Channeling the South from Oakland, Drunk Horse sounds like it's been raised on a steady diet of Thin Lizzy, thick-ribbed rock, and THC. Its latest release, Tanning Salon/Biblical Proportions, splits the foursome's 12 punk-fried numbers into two psychedelic extremes: consumer and biblical culture.

Steering clear of middle-class-cowboy-sings-the-white-trash-blues themes, the album begins with a smart-aleck look at bankrolled beauty. Drunk Horse covers the unusual here -- from the fake 'n' bakers who sizzle in "Tanning Salon" to the footwear that soothes on "AM/FM Shoes." The record's second half retools a few of the more visceral Bible stories, making like Cliffs Notes for headbangers. On "In the Beginning" the band tackles the tale of blood brothers Cain and Abel: "My brother was playing favorites and he got it right between the eyes."

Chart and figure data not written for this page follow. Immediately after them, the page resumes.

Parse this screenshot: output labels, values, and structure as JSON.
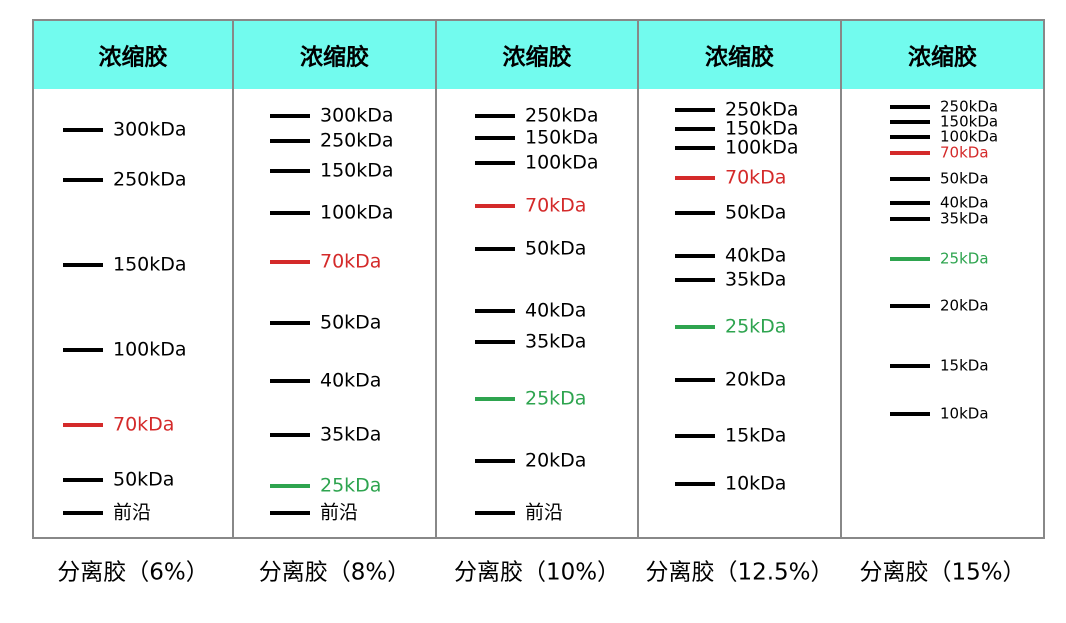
{
  "columns": [
    {
      "header": "浓缩胶",
      "footer": "分离胶（6%）",
      "bands": [
        {
          "label": "300kDa",
          "color": "#000000"
        },
        {
          "label": "250kDa",
          "color": "#000000"
        },
        {
          "label": "150kDa",
          "color": "#000000"
        },
        {
          "label": "100kDa",
          "color": "#000000"
        },
        {
          "label": "70kDa",
          "color": "#d42a2a"
        },
        {
          "label": "50kDa",
          "color": "#000000"
        },
        {
          "label": "前沿",
          "color": "#000000"
        }
      ]
    },
    {
      "header": "浓缩胶",
      "footer": "分离胶（8%）",
      "bands": [
        {
          "label": "300kDa",
          "color": "#000000"
        },
        {
          "label": "250kDa",
          "color": "#000000"
        },
        {
          "label": "150kDa",
          "color": "#000000"
        },
        {
          "label": "100kDa",
          "color": "#000000"
        },
        {
          "label": "70kDa",
          "color": "#d42a2a"
        },
        {
          "label": "50kDa",
          "color": "#000000"
        },
        {
          "label": "40kDa",
          "color": "#000000"
        },
        {
          "label": "35kDa",
          "color": "#000000"
        },
        {
          "label": "25kDa",
          "color": "#2ea44f"
        },
        {
          "label": "前沿",
          "color": "#000000"
        }
      ]
    },
    {
      "header": "浓缩胶",
      "footer": "分离胶（10%）",
      "bands": [
        {
          "label": "250kDa",
          "color": "#000000"
        },
        {
          "label": "150kDa",
          "color": "#000000"
        },
        {
          "label": "100kDa",
          "color": "#000000"
        },
        {
          "label": "70kDa",
          "color": "#d42a2a"
        },
        {
          "label": "50kDa",
          "color": "#000000"
        },
        {
          "label": "40kDa",
          "color": "#000000"
        },
        {
          "label": "35kDa",
          "color": "#000000"
        },
        {
          "label": "25kDa",
          "color": "#2ea44f"
        },
        {
          "label": "20kDa",
          "color": "#000000"
        },
        {
          "label": "前沿",
          "color": "#000000"
        }
      ]
    },
    {
      "header": "浓缩胶",
      "footer": "分离胶（12.5%）",
      "bands": [
        {
          "label": "250kDa",
          "color": "#000000"
        },
        {
          "label": "150kDa",
          "color": "#000000"
        },
        {
          "label": "100kDa",
          "color": "#000000"
        },
        {
          "label": "70kDa",
          "color": "#d42a2a"
        },
        {
          "label": "50kDa",
          "color": "#000000"
        },
        {
          "label": "40kDa",
          "color": "#000000"
        },
        {
          "label": "35kDa",
          "color": "#000000"
        },
        {
          "label": "25kDa",
          "color": "#2ea44f"
        },
        {
          "label": "20kDa",
          "color": "#000000"
        },
        {
          "label": "15kDa",
          "color": "#000000"
        },
        {
          "label": "10kDa",
          "color": "#000000"
        }
      ]
    },
    {
      "header": "浓缩胶",
      "footer": "分离胶（15%）",
      "bands": [
        {
          "label": "250kDa",
          "color": "#000000"
        },
        {
          "label": "150kDa",
          "color": "#000000"
        },
        {
          "label": "100kDa",
          "color": "#000000"
        },
        {
          "label": "70kDa",
          "color": "#d42a2a"
        },
        {
          "label": "50kDa",
          "color": "#000000"
        },
        {
          "label": "40kDa",
          "color": "#000000"
        },
        {
          "label": "35kDa",
          "color": "#000000"
        },
        {
          "label": "25kDa",
          "color": "#2ea44f"
        },
        {
          "label": "20kDa",
          "color": "#000000"
        },
        {
          "label": "15kDa",
          "color": "#000000"
        },
        {
          "label": "10kDa",
          "color": "#000000"
        }
      ]
    }
  ]
}
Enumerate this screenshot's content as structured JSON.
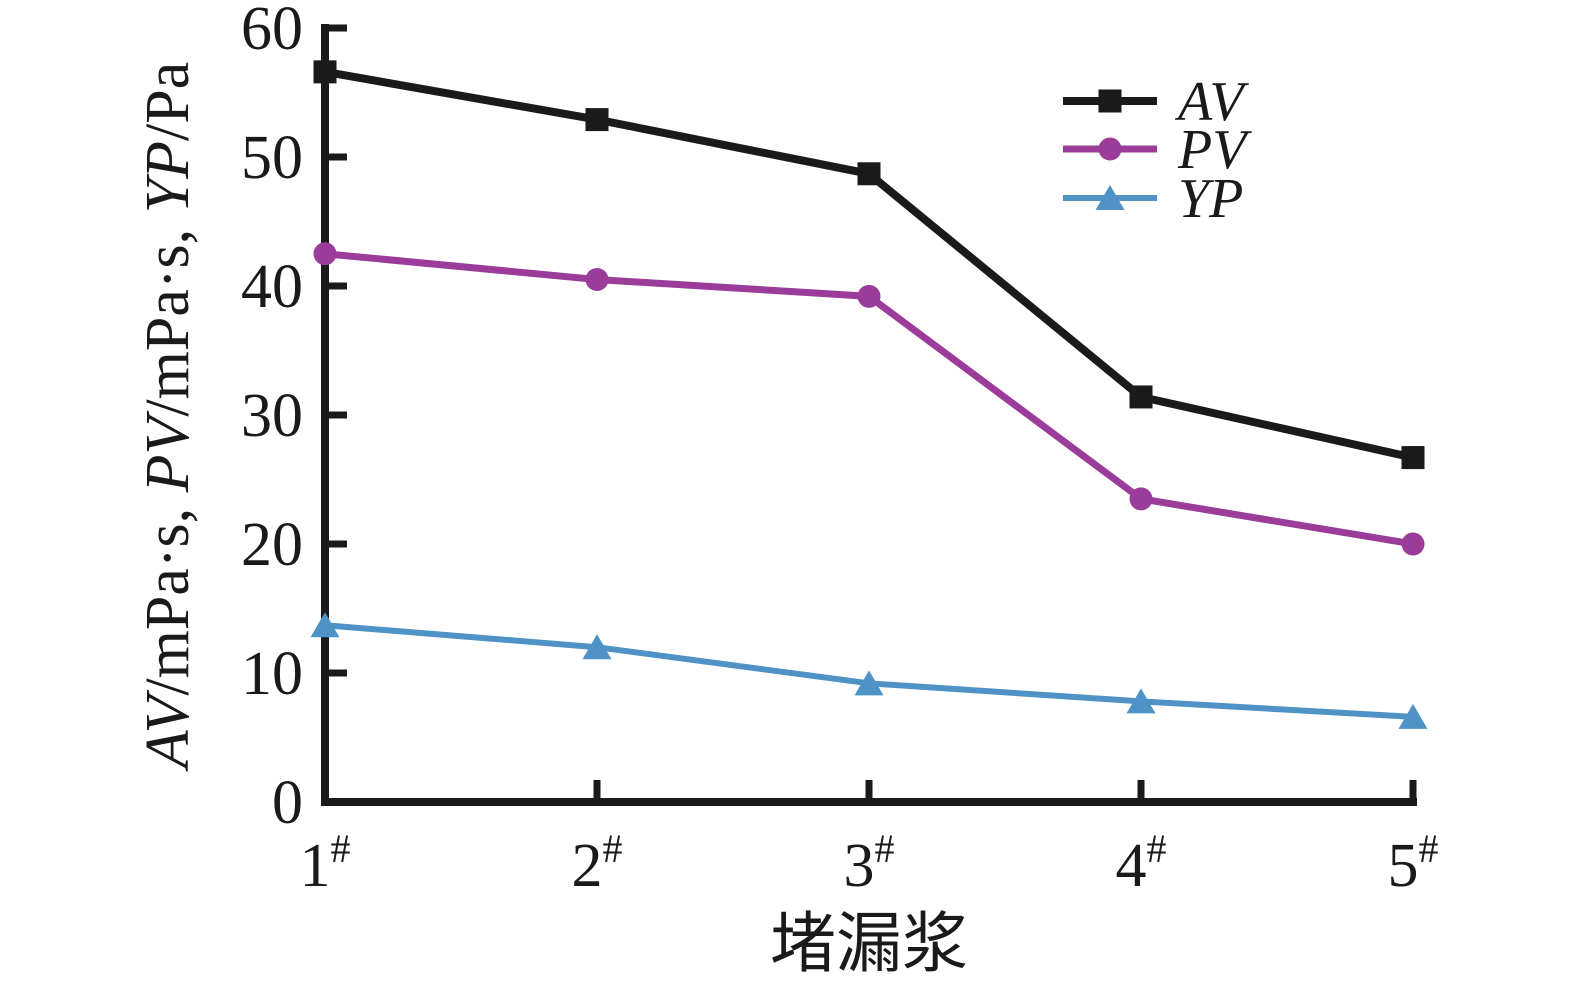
{
  "chart_data": {
    "type": "line",
    "title": "",
    "xlabel": "堵漏浆",
    "ylabel_segments": [
      {
        "text": "AV",
        "italic": true
      },
      {
        "text": "/mPa·s, ",
        "italic": false
      },
      {
        "text": "PV",
        "italic": true
      },
      {
        "text": "/mPa·s, ",
        "italic": false
      },
      {
        "text": "YP",
        "italic": true
      },
      {
        "text": "/Pa",
        "italic": false
      }
    ],
    "categories": [
      {
        "base": "1",
        "sup": "#"
      },
      {
        "base": "2",
        "sup": "#"
      },
      {
        "base": "3",
        "sup": "#"
      },
      {
        "base": "4",
        "sup": "#"
      },
      {
        "base": "5",
        "sup": "#"
      }
    ],
    "ylim": [
      0,
      60
    ],
    "yticks": [
      0,
      10,
      20,
      30,
      40,
      50,
      60
    ],
    "grid": false,
    "legend_position": "top-right",
    "axis_color": "#1a1a1a",
    "series": [
      {
        "name": "AV",
        "marker": "square",
        "color": "#1a1a1a",
        "values": [
          56.6,
          52.9,
          48.7,
          31.4,
          26.7
        ]
      },
      {
        "name": "PV",
        "marker": "circle",
        "color": "#9b3c9b",
        "values": [
          42.5,
          40.5,
          39.2,
          23.5,
          20.0
        ]
      },
      {
        "name": "YP",
        "marker": "triangle",
        "color": "#4e92c6",
        "values": [
          13.7,
          12.0,
          9.2,
          7.8,
          6.6
        ]
      }
    ]
  }
}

Musically, Drunk Horse spreads thick instrumental layers over Eli Eckert's left-out-in-the-sun drawl. Eckert and second guitarist Cyrus Cominsky trade off between bluesy textures and metal riffs wrapped in skidding squeals, sometimes taking up half a song with their solos. Add bassist John Niles, drummer Cripe Jergensen, and elements of piano, cello, violin, French horn, and organ, and you've got a stoned Southern road trip -- without having to leave your own carport.